We may hire additional employees in 2026 and beyond with a focus on increasing expertise and bandwidth in clinical research and development, in-house process development and manufacturing, and clinical operations to support potential later-stage clinical trials. We continue to evaluate business needs and opportunities, with a hiring philosophy that seeks to balance in-house expertise with outsourced services, and management of overall operating expense. Currently, we outsource clinical trial work to clinical research organizations and drug manufacturing to contract manufacturers.

Drug development is a complex endeavor which requires deep expertise and experience across a broad array of disciplines. Pharmaceutical companies compete for a limited number of highly qualified applicants to fill specialized positions. To attract these applicants to the Company, we offer a total rewards package consisting of a base salary and cash target bonus targeting the 25th to 75th percentile of market based on geography, a competitive benefit package and equity compensation for full-time employees. Bonus opportunity and equity compensation increase as a percentage of total compensation based on level of responsibility.

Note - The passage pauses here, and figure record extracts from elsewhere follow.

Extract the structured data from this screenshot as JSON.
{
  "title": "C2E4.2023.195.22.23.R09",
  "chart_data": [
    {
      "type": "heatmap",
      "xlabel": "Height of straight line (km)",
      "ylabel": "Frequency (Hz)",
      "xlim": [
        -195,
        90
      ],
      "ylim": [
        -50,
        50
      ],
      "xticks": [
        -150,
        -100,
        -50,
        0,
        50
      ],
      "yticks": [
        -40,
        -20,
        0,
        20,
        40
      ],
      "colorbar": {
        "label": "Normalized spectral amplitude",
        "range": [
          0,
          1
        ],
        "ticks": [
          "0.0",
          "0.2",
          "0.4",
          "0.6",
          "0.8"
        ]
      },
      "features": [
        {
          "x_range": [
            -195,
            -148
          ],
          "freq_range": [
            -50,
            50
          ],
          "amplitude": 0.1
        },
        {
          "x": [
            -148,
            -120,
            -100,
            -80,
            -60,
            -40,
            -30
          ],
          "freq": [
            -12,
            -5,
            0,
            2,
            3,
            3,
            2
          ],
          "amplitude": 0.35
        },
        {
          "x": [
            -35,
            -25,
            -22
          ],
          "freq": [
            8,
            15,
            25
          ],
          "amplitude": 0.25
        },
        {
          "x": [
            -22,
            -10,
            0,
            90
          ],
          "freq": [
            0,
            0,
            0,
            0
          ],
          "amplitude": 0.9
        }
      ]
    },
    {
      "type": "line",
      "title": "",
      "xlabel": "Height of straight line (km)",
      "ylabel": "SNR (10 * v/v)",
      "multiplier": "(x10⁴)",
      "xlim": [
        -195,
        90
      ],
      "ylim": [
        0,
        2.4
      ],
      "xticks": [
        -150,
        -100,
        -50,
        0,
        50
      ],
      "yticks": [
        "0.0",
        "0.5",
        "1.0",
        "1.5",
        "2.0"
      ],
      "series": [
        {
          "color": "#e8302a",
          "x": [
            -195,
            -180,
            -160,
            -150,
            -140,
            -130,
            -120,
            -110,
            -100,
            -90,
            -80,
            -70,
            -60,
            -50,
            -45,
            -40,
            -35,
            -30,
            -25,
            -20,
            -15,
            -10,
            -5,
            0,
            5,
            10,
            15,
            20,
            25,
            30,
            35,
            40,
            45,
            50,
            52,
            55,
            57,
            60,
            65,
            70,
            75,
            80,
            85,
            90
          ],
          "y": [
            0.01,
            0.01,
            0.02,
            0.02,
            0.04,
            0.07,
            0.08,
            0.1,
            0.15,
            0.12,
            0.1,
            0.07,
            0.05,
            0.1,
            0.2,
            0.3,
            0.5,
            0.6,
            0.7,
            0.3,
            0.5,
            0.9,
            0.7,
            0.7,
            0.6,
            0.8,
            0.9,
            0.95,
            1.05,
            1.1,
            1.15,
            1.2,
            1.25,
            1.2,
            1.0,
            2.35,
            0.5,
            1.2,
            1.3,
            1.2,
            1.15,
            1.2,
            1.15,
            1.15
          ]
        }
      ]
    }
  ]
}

We believe our management team has the experience necessary to effectively execute our strategy and advance our product and technology leadership. A large majority of our employees have obtained advanced degrees in their professions. We support our employees’ further development with individualized development plans, mentoring, coaching, group training and conference attendance.

Corporate Information

We were incorporated in Delaware in May 2016. Our corporate offices are located at 500 W. 5th Street, Suite 1200, Austin, Texas 78701 and 21 Alexandria Way, Suite 200, Durham, North Carolina 27713 and our telephone number is (512) 900-4690. Our website address is www.shattucklabs.com. Information contained on or accessible through our website is not a part of this Annual Report on Form 10-K, and the inclusion of our website address in this Annual Report on Form 10-K is for convenience only and the information on the referenced website does not constitute a part of nor is incorporated by reference into this report.

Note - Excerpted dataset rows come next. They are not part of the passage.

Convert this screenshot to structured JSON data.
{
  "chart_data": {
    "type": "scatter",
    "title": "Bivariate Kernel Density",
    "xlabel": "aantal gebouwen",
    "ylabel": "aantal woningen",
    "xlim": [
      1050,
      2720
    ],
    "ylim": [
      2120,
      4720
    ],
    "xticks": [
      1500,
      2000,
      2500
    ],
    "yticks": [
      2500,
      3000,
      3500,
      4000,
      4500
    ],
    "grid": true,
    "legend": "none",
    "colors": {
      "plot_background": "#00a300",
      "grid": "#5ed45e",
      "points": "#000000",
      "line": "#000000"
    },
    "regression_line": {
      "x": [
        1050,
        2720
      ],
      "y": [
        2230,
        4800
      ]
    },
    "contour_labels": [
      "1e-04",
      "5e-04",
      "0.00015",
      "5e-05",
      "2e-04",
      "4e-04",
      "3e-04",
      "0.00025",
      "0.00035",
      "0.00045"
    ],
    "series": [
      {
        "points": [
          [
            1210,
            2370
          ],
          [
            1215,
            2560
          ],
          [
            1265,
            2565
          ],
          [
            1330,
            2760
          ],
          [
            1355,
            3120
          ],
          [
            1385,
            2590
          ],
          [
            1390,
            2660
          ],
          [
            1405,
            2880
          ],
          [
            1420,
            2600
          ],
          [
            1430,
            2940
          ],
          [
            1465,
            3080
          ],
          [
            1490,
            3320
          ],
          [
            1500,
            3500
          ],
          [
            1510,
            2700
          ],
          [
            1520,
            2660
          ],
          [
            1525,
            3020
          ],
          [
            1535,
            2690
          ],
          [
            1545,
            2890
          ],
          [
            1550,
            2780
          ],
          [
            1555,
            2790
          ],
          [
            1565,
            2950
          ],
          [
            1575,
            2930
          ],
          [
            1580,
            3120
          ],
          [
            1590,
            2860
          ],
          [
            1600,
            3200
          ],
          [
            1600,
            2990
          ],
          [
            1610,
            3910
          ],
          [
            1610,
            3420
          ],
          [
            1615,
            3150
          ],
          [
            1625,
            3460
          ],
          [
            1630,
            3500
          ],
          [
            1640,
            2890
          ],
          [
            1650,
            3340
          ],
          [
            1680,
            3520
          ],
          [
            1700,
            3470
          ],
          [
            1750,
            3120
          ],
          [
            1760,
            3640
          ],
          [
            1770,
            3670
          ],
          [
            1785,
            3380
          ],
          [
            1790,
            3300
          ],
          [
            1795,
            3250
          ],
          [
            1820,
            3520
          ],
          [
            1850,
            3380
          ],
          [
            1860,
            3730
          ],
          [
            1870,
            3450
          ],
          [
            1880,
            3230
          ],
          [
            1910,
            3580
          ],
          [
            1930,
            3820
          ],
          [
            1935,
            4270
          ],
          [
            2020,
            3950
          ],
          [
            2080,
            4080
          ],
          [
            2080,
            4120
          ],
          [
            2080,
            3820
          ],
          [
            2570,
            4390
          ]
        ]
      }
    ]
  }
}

Our reports filed or furnished pursuant to Section 13(a) or 15(d) of the Securities Exchange Act of 1934, as amended (the “Exchange Act”), including our annual reports on Form 10-K, our quarterly reports on Form 10-Q and our current reports on Form 8-K, and amendments to those reports, are accessible through our website, free of charge, as soon as reasonably practicable after these reports are filed electronically with, or otherwise furnished to, the Securities and Exchange Commission (the “SEC”). These SEC reports can be accessed through the “Investors” section of our website.